Professor Dr Moinul Islam, a former chairman of economics department at Chattogram University, says the discussion on income equality has been suppressed as the economy has reached a "collapse-like situation".

Capital flight has increased through under- and over-invoicing of export and import, causing fast decline of country's foreign-

exchange reserves, he says as an example of the imbalances. "Such alarming situation should be checked immediately," he suggests.

The number of new poor in the country stands at 30.9 million, which is 18.54 per cent of the population, according to a multisectoral research on inflation, titled Coping and Recovery Challenges, jointly conducted by the Power and Participation Research Centre (PPRC) and the BRAC Institute of Governance and Development (BIGD).
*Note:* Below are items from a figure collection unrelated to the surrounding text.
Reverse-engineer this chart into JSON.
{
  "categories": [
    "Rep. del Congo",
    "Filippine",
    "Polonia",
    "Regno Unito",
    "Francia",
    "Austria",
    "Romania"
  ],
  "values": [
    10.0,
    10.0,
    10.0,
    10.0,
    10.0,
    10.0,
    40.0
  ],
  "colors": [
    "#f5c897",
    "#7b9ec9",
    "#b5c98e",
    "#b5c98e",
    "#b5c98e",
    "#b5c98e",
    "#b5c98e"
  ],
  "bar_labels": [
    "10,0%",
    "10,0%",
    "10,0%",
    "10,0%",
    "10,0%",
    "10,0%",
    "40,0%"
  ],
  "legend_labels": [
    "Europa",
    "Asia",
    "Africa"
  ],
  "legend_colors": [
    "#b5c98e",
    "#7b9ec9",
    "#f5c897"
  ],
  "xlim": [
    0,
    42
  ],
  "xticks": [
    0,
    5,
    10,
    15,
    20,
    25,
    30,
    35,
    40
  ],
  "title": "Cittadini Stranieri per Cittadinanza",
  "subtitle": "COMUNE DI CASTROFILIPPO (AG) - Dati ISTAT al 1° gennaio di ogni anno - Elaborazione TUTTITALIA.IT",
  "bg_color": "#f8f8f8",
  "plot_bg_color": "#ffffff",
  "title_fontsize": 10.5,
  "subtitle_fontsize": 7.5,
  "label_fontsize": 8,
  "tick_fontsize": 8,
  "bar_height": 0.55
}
In 2016, Bangladesh was on the verge of danger level in the Gini index of income inequality. Gini coefficient is one of the key measures that are used globally in calculating income inequality. The country that crosses 0.5 in the Gini index is being categorized in the state of dangerous income inequality. The range of coefficient in Bangladesh was 0.36 in 1974. The matrix reached 0.483 in 2016, close to the mark of becoming a dangerous inequality state.